Correct- The statement "I will probably need to be on medication for the rest of my life" implies a sense of hopelessness or a narrow perspective about treatment options. While medication might be part of the treatment plan for some individuals, it's important to emphasize that treatment is personalized and can include a combination of therapies, coping strategies, and lifestyle adjustments. The nurse should encourage an open discussion about treatment goals and possibilities.

QUESTION

A client develops urticaria on the trunk and neck shortly after a secondary infusion of piperacillin is initiated. In which, order should the nurse implement these interventions? (Arrange the actions in order of priority, with the highest priority first, and least priority last or at the bottom.)

A. Stop the Infusion.

B. Assess vital signs.

C. Contact the healthcare provider.

D. Initiate an adverse event report.

E. Document reaction to the drug.

Full Explanation

A)    This is because the client is experiencing an allergic reaction to piperacillin, which can be life-threatening.
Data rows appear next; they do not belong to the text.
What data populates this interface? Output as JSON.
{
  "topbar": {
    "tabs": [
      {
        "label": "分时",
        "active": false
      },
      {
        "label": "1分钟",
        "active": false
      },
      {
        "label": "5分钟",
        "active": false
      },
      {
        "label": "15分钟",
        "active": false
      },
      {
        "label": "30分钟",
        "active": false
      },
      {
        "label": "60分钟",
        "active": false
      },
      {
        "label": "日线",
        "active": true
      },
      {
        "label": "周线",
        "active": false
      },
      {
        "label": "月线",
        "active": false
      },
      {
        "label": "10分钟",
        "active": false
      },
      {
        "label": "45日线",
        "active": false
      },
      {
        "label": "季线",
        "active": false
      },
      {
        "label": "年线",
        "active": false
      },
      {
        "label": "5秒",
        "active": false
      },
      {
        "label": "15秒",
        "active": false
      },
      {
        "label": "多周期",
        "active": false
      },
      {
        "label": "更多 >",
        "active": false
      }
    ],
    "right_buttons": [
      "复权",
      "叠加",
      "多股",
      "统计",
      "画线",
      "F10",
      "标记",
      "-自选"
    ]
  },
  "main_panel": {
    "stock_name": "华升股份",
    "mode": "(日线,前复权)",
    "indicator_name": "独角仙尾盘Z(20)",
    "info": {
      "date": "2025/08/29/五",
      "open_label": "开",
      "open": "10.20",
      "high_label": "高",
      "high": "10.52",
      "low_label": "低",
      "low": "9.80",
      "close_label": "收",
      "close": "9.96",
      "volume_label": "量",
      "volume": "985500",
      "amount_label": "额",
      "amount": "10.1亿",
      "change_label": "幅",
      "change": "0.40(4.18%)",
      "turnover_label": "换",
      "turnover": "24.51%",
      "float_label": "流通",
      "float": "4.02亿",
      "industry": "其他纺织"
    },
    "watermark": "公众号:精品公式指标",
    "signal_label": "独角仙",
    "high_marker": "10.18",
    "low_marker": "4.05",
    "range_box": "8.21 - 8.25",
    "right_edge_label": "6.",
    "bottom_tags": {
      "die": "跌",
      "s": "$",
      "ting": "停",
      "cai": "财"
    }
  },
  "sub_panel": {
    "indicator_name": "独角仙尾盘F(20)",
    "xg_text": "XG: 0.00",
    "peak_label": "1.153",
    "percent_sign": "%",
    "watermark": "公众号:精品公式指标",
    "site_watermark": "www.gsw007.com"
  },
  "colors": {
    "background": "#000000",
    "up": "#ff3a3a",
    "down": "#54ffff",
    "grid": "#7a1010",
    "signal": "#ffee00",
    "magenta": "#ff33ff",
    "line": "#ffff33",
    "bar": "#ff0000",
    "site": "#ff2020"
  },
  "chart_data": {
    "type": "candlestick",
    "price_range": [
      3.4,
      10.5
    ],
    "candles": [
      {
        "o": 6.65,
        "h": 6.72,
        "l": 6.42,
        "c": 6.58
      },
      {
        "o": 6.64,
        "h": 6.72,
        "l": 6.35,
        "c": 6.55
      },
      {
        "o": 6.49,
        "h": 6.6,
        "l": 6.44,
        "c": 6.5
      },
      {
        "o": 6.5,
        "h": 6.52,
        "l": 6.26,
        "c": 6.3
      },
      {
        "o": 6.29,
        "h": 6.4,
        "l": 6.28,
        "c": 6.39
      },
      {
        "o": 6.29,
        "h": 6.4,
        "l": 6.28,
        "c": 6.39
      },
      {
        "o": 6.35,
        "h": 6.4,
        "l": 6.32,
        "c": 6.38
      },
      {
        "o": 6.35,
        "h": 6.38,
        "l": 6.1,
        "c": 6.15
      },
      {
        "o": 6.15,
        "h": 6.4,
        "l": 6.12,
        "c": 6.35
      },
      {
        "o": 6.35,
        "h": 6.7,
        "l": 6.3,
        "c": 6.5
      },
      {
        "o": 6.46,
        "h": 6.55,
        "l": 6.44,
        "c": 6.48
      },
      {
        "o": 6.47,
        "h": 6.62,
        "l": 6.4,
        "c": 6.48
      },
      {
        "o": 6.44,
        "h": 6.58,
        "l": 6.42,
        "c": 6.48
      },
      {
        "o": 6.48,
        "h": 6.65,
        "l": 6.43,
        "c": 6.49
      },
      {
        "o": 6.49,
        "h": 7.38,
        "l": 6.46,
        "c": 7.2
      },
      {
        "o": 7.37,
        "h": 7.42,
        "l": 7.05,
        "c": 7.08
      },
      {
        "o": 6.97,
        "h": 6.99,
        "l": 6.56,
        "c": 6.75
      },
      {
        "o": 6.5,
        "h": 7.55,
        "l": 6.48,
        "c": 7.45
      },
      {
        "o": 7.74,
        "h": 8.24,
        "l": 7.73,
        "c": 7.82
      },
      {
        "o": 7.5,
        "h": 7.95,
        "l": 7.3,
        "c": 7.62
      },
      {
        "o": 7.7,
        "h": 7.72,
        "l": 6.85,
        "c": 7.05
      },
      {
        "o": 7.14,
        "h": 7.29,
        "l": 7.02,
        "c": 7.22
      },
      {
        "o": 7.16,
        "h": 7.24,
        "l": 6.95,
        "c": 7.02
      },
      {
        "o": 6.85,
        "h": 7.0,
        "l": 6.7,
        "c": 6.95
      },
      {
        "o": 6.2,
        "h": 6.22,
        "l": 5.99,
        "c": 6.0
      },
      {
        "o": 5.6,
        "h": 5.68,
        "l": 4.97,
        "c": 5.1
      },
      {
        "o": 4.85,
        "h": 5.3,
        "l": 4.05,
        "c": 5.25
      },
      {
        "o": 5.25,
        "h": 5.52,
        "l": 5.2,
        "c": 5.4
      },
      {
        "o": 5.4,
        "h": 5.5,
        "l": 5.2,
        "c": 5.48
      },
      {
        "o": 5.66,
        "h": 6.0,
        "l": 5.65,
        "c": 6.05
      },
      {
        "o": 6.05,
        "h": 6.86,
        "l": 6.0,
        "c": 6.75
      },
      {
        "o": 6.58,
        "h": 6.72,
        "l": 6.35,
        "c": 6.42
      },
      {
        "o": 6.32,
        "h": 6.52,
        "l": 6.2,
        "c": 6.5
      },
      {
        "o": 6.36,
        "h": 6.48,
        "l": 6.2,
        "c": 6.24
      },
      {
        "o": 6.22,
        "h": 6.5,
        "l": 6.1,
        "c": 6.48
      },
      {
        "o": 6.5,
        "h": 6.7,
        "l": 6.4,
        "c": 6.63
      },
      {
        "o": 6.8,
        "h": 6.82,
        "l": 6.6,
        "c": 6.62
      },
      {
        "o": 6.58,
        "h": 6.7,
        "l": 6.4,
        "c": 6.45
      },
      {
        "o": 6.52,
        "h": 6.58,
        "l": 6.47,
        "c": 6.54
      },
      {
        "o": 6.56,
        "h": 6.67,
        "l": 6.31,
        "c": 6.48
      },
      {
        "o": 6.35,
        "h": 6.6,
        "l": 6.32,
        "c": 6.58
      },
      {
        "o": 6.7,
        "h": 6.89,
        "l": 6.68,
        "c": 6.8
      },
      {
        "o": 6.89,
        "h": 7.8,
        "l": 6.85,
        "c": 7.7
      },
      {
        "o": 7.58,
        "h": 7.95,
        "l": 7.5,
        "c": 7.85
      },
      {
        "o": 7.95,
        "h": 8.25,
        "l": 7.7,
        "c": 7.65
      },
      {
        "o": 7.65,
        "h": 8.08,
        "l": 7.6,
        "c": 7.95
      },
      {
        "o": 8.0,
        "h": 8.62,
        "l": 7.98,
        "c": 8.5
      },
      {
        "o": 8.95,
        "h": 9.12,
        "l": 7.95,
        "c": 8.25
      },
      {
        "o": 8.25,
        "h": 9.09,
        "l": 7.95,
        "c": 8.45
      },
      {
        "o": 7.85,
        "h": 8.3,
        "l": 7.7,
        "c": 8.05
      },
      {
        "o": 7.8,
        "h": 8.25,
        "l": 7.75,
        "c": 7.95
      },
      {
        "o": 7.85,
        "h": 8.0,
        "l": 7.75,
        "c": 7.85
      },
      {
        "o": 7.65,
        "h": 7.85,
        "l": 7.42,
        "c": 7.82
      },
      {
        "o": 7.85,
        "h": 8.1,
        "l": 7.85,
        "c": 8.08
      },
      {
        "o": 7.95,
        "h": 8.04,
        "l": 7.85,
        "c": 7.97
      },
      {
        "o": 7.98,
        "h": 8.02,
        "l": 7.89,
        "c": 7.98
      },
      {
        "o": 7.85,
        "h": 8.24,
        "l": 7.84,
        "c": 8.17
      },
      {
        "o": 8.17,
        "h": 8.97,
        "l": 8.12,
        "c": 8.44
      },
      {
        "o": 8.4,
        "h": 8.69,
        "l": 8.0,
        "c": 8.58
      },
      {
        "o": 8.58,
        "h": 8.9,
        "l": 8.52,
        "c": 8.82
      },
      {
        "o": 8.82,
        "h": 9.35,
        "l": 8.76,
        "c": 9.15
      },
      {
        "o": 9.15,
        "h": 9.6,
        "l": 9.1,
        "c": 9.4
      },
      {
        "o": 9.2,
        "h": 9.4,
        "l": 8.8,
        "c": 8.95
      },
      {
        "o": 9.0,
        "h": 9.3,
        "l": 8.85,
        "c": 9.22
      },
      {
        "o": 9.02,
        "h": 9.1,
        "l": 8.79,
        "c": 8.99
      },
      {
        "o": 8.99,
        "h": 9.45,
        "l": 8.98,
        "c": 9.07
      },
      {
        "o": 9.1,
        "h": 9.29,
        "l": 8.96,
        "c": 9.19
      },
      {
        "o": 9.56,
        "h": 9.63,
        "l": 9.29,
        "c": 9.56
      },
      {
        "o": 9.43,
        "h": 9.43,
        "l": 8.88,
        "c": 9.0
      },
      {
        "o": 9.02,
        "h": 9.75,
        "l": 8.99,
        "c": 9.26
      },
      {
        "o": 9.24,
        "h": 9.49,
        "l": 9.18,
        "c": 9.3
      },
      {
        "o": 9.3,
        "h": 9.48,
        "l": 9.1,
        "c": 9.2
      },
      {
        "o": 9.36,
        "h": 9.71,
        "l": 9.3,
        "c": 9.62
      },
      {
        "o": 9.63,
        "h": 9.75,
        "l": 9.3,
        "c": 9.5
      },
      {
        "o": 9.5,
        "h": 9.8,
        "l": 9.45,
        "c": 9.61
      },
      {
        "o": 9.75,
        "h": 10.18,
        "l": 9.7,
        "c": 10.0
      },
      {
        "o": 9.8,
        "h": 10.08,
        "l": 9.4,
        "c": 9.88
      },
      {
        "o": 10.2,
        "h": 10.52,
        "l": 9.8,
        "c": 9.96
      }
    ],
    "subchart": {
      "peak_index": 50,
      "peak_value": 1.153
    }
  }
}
The nurse should stop the infusion immediately to prevent further exposure to
the drug and assess vital signs to monitor for signs of anaphylaxis, such as hypotension, tachycardia, wheezes, or stridor.
B)    Assessing vital signs is a priority to determine the severity of the reaction and the client's overall condition.
C)    The nurse should contact the healthcare provider to report the situation and obtain orders for treatment, such as antihistamines, corticosteroids, or epinephrine.
D)    The nurse should initiate an adverse event report to document the incident and follow the facility's protocol for reporting medication errors.
E)    The nurse should also document the reaction to the drug in the client's chart and notify the pharmacy to avoid future administration of piperacillin or related antibiotics.